CIL caught in a cobweb

Seldom in recent times has the public sector Coal India Ltd. (CIL) been caught in a predicament as it finds itself now. The Maharatna company, which marked its footprints in the equity markets with aplomb in November 2010, is now virtually entangled in knots over myriad issues, including some major policy matters such as changeover to the GCV (gross calorific value) system of pricing, and the imbroglio over the fuel supply pacts.

It has faced unprecedented actions such as having to roll back prices and being forced to hammering out fuel supply agreements (FSAs) under government directive. And now, there is a possibility that it may have to rework some of the clauses in the FSAs which its main customer labels as biased. In the meantime comes yet another directive, this time to supply fuel to power companies on basis of the earlier memorandum of understanding route as FSAs remain largely deadlocked.

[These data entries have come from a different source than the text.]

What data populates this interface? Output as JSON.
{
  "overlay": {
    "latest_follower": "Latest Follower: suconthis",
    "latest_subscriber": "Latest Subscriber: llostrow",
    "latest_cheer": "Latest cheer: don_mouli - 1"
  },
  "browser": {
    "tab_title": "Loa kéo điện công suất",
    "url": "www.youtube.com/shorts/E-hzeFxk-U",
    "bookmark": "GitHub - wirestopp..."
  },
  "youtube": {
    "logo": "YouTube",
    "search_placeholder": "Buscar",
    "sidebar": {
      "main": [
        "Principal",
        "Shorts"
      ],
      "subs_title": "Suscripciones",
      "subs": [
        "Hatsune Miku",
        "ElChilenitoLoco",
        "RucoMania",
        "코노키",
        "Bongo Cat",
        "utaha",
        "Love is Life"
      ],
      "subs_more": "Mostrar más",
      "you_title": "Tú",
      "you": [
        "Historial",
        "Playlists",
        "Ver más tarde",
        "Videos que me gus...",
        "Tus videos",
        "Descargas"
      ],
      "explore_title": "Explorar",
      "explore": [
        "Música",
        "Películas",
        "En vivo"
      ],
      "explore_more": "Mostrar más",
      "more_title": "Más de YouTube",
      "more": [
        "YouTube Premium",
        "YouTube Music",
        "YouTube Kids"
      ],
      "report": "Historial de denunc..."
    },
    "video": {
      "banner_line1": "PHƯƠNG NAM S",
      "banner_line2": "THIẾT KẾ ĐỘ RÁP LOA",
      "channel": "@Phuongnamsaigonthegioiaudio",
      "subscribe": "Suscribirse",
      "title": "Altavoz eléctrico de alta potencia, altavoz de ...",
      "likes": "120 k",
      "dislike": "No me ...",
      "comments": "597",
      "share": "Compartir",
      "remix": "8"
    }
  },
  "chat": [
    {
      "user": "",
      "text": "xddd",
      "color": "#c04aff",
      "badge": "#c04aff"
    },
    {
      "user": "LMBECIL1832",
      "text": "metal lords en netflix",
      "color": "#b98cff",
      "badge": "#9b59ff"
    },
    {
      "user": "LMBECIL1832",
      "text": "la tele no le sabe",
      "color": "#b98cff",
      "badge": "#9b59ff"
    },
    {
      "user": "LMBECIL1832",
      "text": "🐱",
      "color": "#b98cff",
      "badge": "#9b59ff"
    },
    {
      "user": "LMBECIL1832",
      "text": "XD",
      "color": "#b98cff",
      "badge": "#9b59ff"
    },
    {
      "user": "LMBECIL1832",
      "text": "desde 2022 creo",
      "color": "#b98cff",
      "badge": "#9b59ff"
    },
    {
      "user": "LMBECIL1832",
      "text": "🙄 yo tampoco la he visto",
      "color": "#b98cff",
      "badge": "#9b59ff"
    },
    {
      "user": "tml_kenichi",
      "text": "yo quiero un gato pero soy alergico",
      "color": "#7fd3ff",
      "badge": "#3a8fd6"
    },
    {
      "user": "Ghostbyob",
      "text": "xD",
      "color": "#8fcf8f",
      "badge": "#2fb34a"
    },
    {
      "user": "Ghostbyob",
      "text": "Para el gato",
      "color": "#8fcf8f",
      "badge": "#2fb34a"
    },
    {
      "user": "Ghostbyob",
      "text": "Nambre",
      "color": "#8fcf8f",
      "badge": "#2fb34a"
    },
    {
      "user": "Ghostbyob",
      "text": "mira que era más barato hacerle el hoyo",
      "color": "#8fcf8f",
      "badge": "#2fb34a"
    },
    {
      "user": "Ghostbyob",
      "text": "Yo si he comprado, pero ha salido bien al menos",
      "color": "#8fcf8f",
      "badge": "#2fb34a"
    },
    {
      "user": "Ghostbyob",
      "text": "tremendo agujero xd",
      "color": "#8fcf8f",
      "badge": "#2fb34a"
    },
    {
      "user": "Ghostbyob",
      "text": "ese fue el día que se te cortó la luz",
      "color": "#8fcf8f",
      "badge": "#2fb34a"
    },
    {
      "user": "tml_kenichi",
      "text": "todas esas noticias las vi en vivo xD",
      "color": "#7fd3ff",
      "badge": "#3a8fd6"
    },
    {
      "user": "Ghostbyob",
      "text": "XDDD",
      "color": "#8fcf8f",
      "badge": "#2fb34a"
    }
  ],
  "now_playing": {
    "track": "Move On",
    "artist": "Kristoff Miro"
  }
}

At a time when increasing production and sorting out logistic problems should have been one of its prime tasks, the CIL top-brass, led by its less than month-old chairman, is busy smoothening ruffled feathers of its prime customers such as NTPC over issues such as gross calorific value (GCV) and certain clauses in the FSA which NTPC is uncomfortable about.

The initial discomfort over an absurdly low penalty for non-supplies (at 0.1 per cent leviable after three years) has now given way to plain dismay about the way the draft FSA has sought to protect the coal behemoth from virtually every conceivable factor that may disrupt production, ranging from non-availability of regulatory clearances to equipment failures.

The Central Government had said that CIL would sign fuel supply agreements with power plants identified by the Central Electricity Authority /Union Power Ministry which have entered into long-term power purchase agreements with distribution companies. These power plants should have been commissioned or would get commissioned till March 31, 2015.

However, despite successive meetings (some of them stretching for seven hours), the board was unable to arrive at a consensus. In an unprecedented move, the Coal Ministry issued a Presidential Directive on April 4, seeking implementation of the fuel supply pacts. After another marathon board meeting, the independent directors, who were raising a voice of dissent on the issue of making CIL enter into binding commitments when its production plans were at the mercy of several factors not always in its control, eventually came around. The draft FSA was put up on CIL's website on April 20.

Progress since then has been tardy to say the least and against the 50-odd FSAs that should have been signed, only 13 have so far been sealed.

Coal sector experts felt that by framing the pact in that manner, the Maharatna PSU had actually frittered away an opportunity of turning in its favour a tough situation, and it could have scripted a draft that was more acceptable and kept the government on its side to get the clearances necessary to raise the production for meeting the output obligations.

It was also felt that it made sense to sign FSA for a particular project after identifying the likely coal sources and also setting in as clauses, the hurdles that lay before the project. The penalty level and the force majeure clause have to be specific to each FSA and the pact should be signed with the approval of the CIL subsidiaries.

The chairman of NTPC, the company which buys 311 million tonnes of the 400-odd million tonnes that CIL produces annually, raised the GCV issue as forcefully as he dwelt on the FSA.

In line with the best international coal trading practices, CIL had switched over to the GCV classification of non-coking coal, in place of useful heat value (UHV)-based grading and pricing system in January this year.

However, haphazard inputs from the CIL subsidiaries have believed to have led to a situation where prices of some categories of coal increased abnormally. This had to be rolled back following the minister's intervention. But, more importantly, lack of infrastructure necessitated by the GCV system is creating problems.

In the case of FSA, the NTPC chief voiced his concerns about the force majeure clause and indications are that, at an appropriate time, the CIL board may have to review those clauses which, user sectors believe, indemnifies the coal major, without leaving the user sectors with any safeguard.